A BMW não está lançando um plano de demissões em massa como alguns de seus rivais, mas depois de mais um aviso de lucro, a empresa diz que está apertando ainda mais o cinto. Com as montadoras de todos os lugares repensando a forma como constroem carros, gastam dinheiro e contratam pessoal, a BMW está claramente sentindo o calor.
Analistas dizem que marcas globais que antes apostavam na China como bilhete de ouro agora estão suando. Com os rivais se acumulando e as vendas perdendo força, as montadoras estão desesperadas para reduzir a gordura e evitar que os lucros diminuam.
Grupo BMW
BMW se prepara para redução da força de trabalho
De acordo com Reuters, A BMW e seus representantes de funcionários estão se preparando para negociações difíceis depois que a empresa alertou os investidores de que 2026 parece ser um ano difícil para os lucros.
A BMW acaba de reduzir novamente suas previsões financeiras, culpando o instável mercado chinês e os custos extras graças aos problemas no Oriente Médio. Este é o terceiro ano consecutivo que a BMW soou o alarme sobre a China. O novo CEO, Milan Nedeljkovic, diz que está acelerando os esforços para tornar a BMW mais enxuta, embora a empresa admita que essas mudanças afetarão a segunda metade de 2026.
Reuters diz que a BMW espera reduzir sua força de trabalho global em até 5% até o final do próximo ano. Com quase 155 mil pessoas na folha de pagamento, são cerca de 7.700 empregos em jogo.

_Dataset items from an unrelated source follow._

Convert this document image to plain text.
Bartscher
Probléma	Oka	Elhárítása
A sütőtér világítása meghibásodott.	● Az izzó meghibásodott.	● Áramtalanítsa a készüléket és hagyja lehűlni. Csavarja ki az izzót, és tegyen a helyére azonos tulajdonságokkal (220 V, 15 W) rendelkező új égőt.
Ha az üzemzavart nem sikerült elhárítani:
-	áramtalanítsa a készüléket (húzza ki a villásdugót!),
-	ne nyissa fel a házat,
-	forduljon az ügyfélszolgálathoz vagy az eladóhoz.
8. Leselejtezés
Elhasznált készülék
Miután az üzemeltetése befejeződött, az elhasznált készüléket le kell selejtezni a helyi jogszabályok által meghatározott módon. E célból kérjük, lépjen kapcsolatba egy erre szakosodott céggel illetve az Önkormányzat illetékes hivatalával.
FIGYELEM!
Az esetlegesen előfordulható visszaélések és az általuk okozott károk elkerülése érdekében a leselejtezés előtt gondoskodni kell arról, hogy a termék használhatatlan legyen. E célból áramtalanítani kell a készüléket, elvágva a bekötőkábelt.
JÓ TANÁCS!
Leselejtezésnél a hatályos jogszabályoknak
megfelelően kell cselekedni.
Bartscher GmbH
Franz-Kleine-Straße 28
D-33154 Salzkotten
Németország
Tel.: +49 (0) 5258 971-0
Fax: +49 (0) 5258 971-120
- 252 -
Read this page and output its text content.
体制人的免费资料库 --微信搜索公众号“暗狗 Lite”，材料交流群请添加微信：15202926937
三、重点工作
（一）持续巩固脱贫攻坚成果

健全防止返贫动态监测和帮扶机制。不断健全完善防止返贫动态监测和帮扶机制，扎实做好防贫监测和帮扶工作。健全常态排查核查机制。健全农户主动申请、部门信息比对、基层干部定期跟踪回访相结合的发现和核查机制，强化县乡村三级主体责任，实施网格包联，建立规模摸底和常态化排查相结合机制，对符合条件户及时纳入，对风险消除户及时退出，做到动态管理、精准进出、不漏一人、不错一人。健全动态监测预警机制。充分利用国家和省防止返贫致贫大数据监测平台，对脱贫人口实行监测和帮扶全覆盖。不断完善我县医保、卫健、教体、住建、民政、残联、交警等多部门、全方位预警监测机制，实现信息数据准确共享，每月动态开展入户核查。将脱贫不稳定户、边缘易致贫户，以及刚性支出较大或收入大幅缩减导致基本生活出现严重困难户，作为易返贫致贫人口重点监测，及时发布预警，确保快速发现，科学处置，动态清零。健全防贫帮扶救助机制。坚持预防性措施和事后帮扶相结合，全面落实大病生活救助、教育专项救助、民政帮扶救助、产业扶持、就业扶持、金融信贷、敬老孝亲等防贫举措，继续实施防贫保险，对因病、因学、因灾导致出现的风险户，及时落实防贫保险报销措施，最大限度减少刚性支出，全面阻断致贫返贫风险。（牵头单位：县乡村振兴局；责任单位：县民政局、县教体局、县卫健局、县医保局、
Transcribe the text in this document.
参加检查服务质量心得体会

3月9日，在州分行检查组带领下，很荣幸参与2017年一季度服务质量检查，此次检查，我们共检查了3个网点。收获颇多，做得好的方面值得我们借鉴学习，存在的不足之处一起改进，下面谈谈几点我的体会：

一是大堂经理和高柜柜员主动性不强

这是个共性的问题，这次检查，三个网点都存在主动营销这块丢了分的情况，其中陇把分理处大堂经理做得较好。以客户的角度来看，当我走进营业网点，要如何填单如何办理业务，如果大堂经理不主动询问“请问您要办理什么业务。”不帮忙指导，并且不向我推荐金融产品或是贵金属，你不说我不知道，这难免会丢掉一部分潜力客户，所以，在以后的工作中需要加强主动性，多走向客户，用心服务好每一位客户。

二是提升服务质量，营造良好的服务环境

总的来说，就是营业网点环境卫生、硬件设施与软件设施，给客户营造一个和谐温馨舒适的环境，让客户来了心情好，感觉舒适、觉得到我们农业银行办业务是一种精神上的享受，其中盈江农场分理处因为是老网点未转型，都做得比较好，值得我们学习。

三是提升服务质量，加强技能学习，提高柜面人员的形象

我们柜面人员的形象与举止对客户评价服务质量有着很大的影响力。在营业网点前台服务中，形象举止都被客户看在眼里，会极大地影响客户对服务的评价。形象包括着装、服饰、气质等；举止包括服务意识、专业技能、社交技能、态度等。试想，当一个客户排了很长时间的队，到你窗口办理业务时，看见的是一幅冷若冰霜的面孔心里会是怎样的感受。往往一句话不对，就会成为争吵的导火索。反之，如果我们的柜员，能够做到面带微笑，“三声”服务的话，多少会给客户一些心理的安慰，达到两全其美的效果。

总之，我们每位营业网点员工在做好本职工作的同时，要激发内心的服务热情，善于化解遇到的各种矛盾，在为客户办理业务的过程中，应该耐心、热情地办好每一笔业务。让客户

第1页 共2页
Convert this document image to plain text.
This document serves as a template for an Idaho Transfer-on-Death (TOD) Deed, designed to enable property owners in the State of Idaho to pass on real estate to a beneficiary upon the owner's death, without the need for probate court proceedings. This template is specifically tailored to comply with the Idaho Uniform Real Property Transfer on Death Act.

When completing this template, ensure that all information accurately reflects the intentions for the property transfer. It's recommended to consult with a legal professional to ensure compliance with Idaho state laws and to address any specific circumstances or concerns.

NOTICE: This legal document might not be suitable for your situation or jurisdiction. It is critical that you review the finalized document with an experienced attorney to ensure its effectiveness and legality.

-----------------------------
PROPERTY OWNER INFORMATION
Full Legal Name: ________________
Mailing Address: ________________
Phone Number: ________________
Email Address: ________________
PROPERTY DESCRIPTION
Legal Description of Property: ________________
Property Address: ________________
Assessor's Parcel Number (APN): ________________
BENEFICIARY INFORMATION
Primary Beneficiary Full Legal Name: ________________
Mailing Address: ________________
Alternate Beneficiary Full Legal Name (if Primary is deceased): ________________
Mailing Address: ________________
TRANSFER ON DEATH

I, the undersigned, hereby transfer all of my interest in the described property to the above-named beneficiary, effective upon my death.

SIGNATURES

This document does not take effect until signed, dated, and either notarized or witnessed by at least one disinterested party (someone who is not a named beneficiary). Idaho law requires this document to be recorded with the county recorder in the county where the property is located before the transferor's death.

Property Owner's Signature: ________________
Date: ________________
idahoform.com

Um porta-voz da BMW disse à publicação que se espera que as reduções aconteçam por meio de desgaste natural, e não de demissões diretas. Enquanto isso, o conselho de trabalhadores da empresa disse que estava trabalhando em busca de “soluções viáveis” por meio do diálogo com a administração e da consideração pelos funcionários.
Analistas acreditam que a BMW pode acelerar os planos de fabricar mais carros mais perto de casa, em lugares como a América do Norte e a China, ao mesmo tempo em que busca mais maneiras de economizar dinheiro.
BMW não está sozinha
A BMW não está sozinha. Esta semana, inicialização de EV Rivian também anunciou mais cortes de empregos enquanto tenta controlar os gastos e finalmente obter lucro. A empresa vem dispensando trabalhadores há anos em sua busca para se manter à tona. A Volkswagen também está fazendo grandes movimentoscom planos que poderão fazer com que cerca de 28.000 empregos desapareçam à medida que o país luta para se manter atualizado num mercado em rápida mudança.
Os fabricantes de automóveis de todo o mundo enfrentam as mesmas dores de cabeça: crescimento mais lento, rivais mais difíceis, contas mais altas e a corrida para investir na tecnologia de amanhã. Os cortes de empregos da BMW mostram que mesmo os grandes nomes não estão seguros, e não ficaríamos surpresos se mais mudanças estivessem a caminho.